今調査は2008年11月10日から24日、小学5年生と同保護者・中学2年生と同保護者それぞれ2400人・計9600人に対して行われたもので、有効回答率は子どもが81.1%・保護者が75.2%。調査方法は調査票配布・回収方式で、本人が調査票を封印した上で回収されている。
子どもが携帯電話を通じて有害なコンテンツなどにアクセスしないようブロックする機能を果たす「フィルタリングサービス」。【親は9割賛成、子どもは……携帯フィルタリングサービスのジェネレーションギャップ】にもあるように保護者側は肯定的だが、実際に規制を受ける子どもからは賛否両論の意見が確認できる。

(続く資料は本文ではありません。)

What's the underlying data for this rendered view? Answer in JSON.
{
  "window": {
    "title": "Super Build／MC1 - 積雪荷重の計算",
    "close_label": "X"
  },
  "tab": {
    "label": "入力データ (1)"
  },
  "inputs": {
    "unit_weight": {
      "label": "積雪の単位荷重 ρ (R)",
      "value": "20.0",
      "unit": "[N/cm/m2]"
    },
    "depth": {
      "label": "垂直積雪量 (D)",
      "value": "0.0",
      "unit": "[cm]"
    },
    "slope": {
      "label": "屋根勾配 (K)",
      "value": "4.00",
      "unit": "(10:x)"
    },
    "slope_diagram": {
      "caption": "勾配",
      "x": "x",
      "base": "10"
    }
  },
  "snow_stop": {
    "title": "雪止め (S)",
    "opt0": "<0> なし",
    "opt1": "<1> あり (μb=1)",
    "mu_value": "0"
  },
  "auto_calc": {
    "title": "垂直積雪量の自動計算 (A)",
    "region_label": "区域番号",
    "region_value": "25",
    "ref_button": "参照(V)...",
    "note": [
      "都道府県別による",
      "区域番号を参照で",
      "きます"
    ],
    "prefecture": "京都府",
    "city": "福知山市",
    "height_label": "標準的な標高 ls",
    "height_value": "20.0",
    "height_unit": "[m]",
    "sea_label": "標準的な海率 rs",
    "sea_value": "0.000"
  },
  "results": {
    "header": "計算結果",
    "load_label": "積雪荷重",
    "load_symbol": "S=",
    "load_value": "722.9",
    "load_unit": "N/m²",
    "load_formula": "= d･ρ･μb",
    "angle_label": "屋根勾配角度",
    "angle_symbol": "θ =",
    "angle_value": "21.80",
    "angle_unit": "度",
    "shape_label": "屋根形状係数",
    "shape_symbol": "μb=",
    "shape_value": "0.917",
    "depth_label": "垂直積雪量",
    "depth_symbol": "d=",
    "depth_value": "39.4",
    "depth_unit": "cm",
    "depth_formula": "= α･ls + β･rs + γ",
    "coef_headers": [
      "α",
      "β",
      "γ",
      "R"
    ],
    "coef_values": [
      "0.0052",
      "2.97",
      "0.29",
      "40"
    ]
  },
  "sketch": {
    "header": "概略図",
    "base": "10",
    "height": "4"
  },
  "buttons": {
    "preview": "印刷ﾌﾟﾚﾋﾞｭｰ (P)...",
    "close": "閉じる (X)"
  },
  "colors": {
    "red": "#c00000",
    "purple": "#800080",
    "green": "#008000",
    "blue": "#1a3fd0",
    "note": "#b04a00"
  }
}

それでは今調査では、そのフィルタリングサービスについてどの程度導入されているという結果が出ているのだろうか。保護者は57.1%が導入している(させている)、中学2年生は23.3%・小学5年生は28.4%が「機能がついている」と認識しているとの回答が出ている。

携帯電話のフィルタリングサービス導入について
「保護者は6割近く導入させているのに、子どもは2割強しか認識していない? 誤差にしては差が大きすぎないか?」と思う人も多いだろう。実際、「子どもとメディアに関する意識調査・調査結果報告書」自身でも「この『差』が気になる」という表現で疑問符を投げかけている。中には「保護者が作動させたフィルタリングサービスを、子どもがこっそり解除しているのでは?」と邪推する人もいるかもしれない。
しかし小中学生の「その他」の項目では、具体的には「(フィルタリングサービスがついているかどうか)分からない」がほとんどで、中学2年生は45.1%・小学5年生では54.6%にも達している。むしろ親子間の差異は、「子どもが『フィルタリングサービスそのものをよく理解していない(ので付いているかどうか分からない)』か、『元々フィルタリングサービスに抵触するようなサイトにアクセスしないので、付いているかどうか分からない』」ことによるものと思われる。
言い換えれば、単純に引き算をして4割ほどの「フィルタリングサービスが導入されているのに、付いているかどうか分からない子どもにとっては、知らず知らずのうちにフィルタリングサービスが使われている」と考えるのが自然だろう。
少なくとも報告書にあるような心配をする必要はなさそうだ。